KRİZ COĞRAFYASINDA UFUK TURU – I
Geçen hafta, “büyük resmi” görmeye yardımcı olacak yazı yorum ve raporlara rastladım. Bunlara dayanarak kriz coğrafyasında bir ufuk turu atmayı deneyeceğim.
Geçen hafta, “büyük resmi” görmeye yardımcı olacak yazı yorum ve raporlara rastladım. Bunlara dayanarak kriz coğrafyasında bir ufuk turu atmayı deneyeceğim.
Ekonomik kriz, yükselen güçler, ortak tehditler
İlk durağım, İngiltere’nin yarı resmi düşünce kuruluşu Chatham House’un kuruluşun direktörü Robin Niblett’in yakında çıkacak kitabından alarak yayımladığı bir bölüm. Geçen hafta devletler arasında, ekonomik rekabetin, kaynaklara ulaşma yarışının hızlandığından, “jeoekonomi”nin yükselmesinden yakınan bir çalışmaya değinmiştim. Niblett’in savı bu çalışmadan oldukça farklı, ama bence onu tamamlıyor. Niblett “var olan uluslararası düzene esas tehdidin, yerleşik ya da yükselen güçlerden değil onların denetimi dışındaki, küreselleşme sürecine karşıt devlet dışı (non-state) unsurlardan ve gruplardan kaynaklandığını” savunuyor.
Niblett’e göre, uluslararası düzenin “önümüzdeki on yıllarda da yaşamaya ve derinleşmeye devam edebilmesi için”, “hem Batı’nın hem de yükselen güçlerin ülkelerinin iç ve dış şoklara dayanıklılığını (çabuk toparlanabilme – resilience) daha da arttırmaları, bölgesel entegrasyonu, daha üst düzey uluslararası işbirlikleri için bir sınav olarak kullanmaları” gerekiyor. “Bu da, her ay yayımlanan bir sürü denemeden biri” diyerek geçecektim ki “resilience” kavramı dikkatimi çekti.
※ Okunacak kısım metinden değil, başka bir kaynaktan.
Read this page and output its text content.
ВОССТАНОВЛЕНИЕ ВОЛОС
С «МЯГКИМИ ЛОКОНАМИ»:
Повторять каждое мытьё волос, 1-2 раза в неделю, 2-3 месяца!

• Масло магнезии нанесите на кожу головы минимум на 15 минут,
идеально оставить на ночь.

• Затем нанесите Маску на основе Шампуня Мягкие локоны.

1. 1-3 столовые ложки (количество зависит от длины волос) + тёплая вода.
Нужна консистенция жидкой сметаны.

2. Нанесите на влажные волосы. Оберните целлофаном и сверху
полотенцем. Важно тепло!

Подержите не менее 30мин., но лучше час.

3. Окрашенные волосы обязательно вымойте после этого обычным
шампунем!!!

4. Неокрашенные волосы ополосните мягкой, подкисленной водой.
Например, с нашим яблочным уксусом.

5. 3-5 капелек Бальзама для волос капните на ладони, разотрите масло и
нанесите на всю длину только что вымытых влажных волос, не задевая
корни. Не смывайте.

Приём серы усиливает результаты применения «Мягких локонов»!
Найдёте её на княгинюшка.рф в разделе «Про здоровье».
Son yıllarda, Batı’da devletlerin söylemi içinde gittikçe artan oranda yer almaya başlayan bu kavramın önemini Mark Neocleous’un çalışmalarından biliyoruz. Neocleous, devletlerin çeşitli tehlikelere işaret ederek toplumda gerginlik, korku yarattıktan sonra, “resilience” geliştirme bahanesiyle çeşitli denetim politikalarını topluma dayattıklarını vurguluyor. Bu “çabuk toparlanabilmek” kapitalizmin ayakta kalabilmesi, (“Capitalist resilience”) anlamına geliyor.
Niblett’in metnini bu sözcüğün “merceğinden” okuyunca da karşımıza, küresel kapitalist düzene yönelik esas tehlikenin, bu düzeni hedef alan, “aşırı, anarşist, suç örgütleri”… “hackers” gruplarından geleceğine ilişkin bir saptama çıkıyor; “sürdürülebilir büyümenin yanı sıra, güvenlik hizmetlerinin iyileştirilmesi önerisi geliyor”. Bunları, “jeoekonominin” geri dönüşüne ilişkin kaygıların, Prof. Dani Rordrik, Prof. Sergei Karaganov’un “Project Syndicat”ta yayımlanan denemeleri ışığında değerlendirince de Niblett’in esasen, kaynak ulusalcılığından ve yükselmeye başlayan kapitalizm karşıtı dalga’dan korktuğu anlaşılıyor.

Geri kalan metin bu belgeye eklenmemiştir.